To keep rain from accumulating on my motorhome’s slideout awnings, I decided to blow things up. That is, I began using inflatable rafts. I have two slideouts; each one extends approximately 31 inches from the side of the motorhome. At a local swimming and pool store, I found rafts that measure 30 inches wide and 72 inches long. I inflate the rafts just enough to slide them under the awnings. The longer slideout requires the use of two rafts, while the shorter slideout uses just one. A neighbor who uses this concept has to employ an additional inflatable tube to fill up the space under his longest slideout. By adjusting the amount of air I put into the rafts, I can control the height and ensure that they won’t blow away. Storing them is easy once they are removed from under the awning and deflated.
Al Chabot, F371218, Nokomis, Florida
I always keep extra expandable curtain rods handy. On one motorhome trip, the doors to the cabinet holding my dishes flew open during a bumpy ride, and some of the dishes fell out. So, on the next trip I put an expandable curtain rod inside the cabinet to prevent the dishes from falling out in case the doors opened again.
Arlene Jeknavorian, F193524, Orlando, Florida
In January 2009, my wife and I traded in our 1998 National RV Tradewinds for a 2006 Tradewinds M-40 that was equipped with something we thought would be a plus “” a combination washer-dryer. The first time we used the machine, it worked okay, switching from the wash cycle to the dry cycle. The second time we used it, after the wash cycle was completed and the machine switched to the dry cycle, the 15-amp circuit breaker popped. The third time we only used the wash cycle and hung the clothes outside to dry. When we returned home after spending the winter in Texas, I decided to look into what was causing the circuit breaker to trip. I found that the blower motor in the washer-dryer had shorted out.
To repair the unit, access to the top of the machine would be necessary, which meant removing the 200-pound appliance from an enclosure that was 21 inches off the floor. To accomplish this, I purchased a motorcycle/ATV hydraulic aluminum lift from Sears and built a platform that the washer-dryer could be slid onto. That way, the machine could be removed and lowered, allowing it to be serviced.

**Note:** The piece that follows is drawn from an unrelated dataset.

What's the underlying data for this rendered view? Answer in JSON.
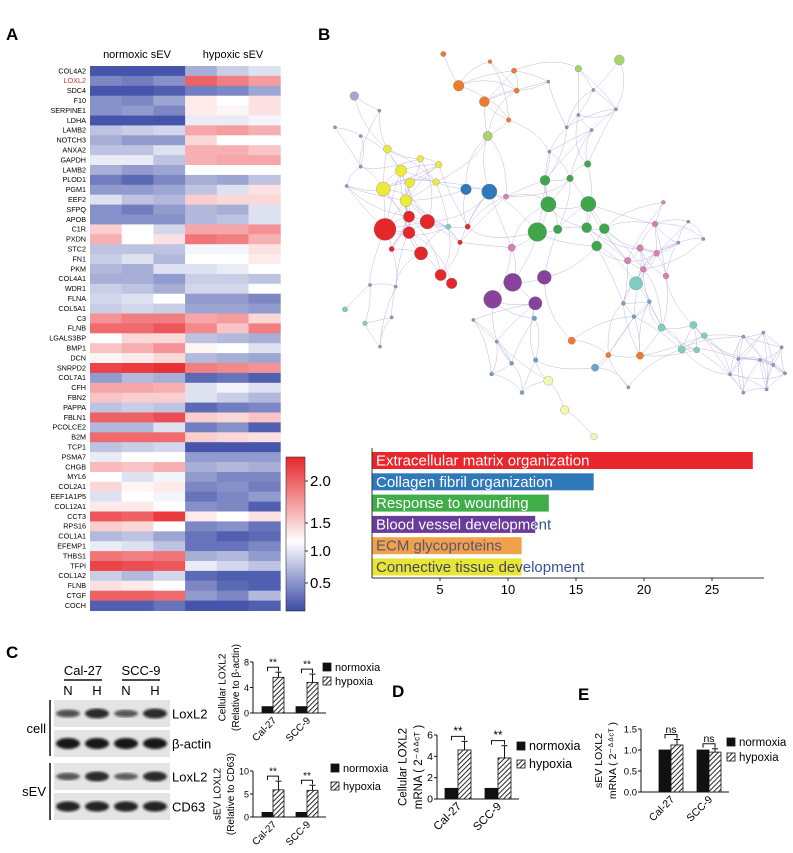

Ramon L. Van Sickle, F274324, Zionsville, Indiana
Chip Off The Block
Our motorhome has a diesel engine. We use it during the winter, so on cold nights we plug in the block heater, which helps the coach start in the morning. Unplugging the heater, however, is a procedure that easily can be forgotten, so my husband made a block of wood with the words “Remove Block Heater” written on it that we hang on the steering wheel to remind us to unplug the heater before departing.
Arlene Chiarolanzio, F181694, Florham Park, New Jersey
I have found the perfect pad to put under my motorhome’s tires to help protect them in all types of weather. It lets the tire breathe and eliminates flat spots. It is a thick rubber anti-fatigue commercial pad that is perforated and measures 35.8 inches wide and 38.5 inches long. I found the mat at several home improvement stores for $19.99 each. I bought two mats and cut them in half for a perfect fit under the front and dual rear tires. A $40 investment to protect six tires that cost $300 each is a solid investment.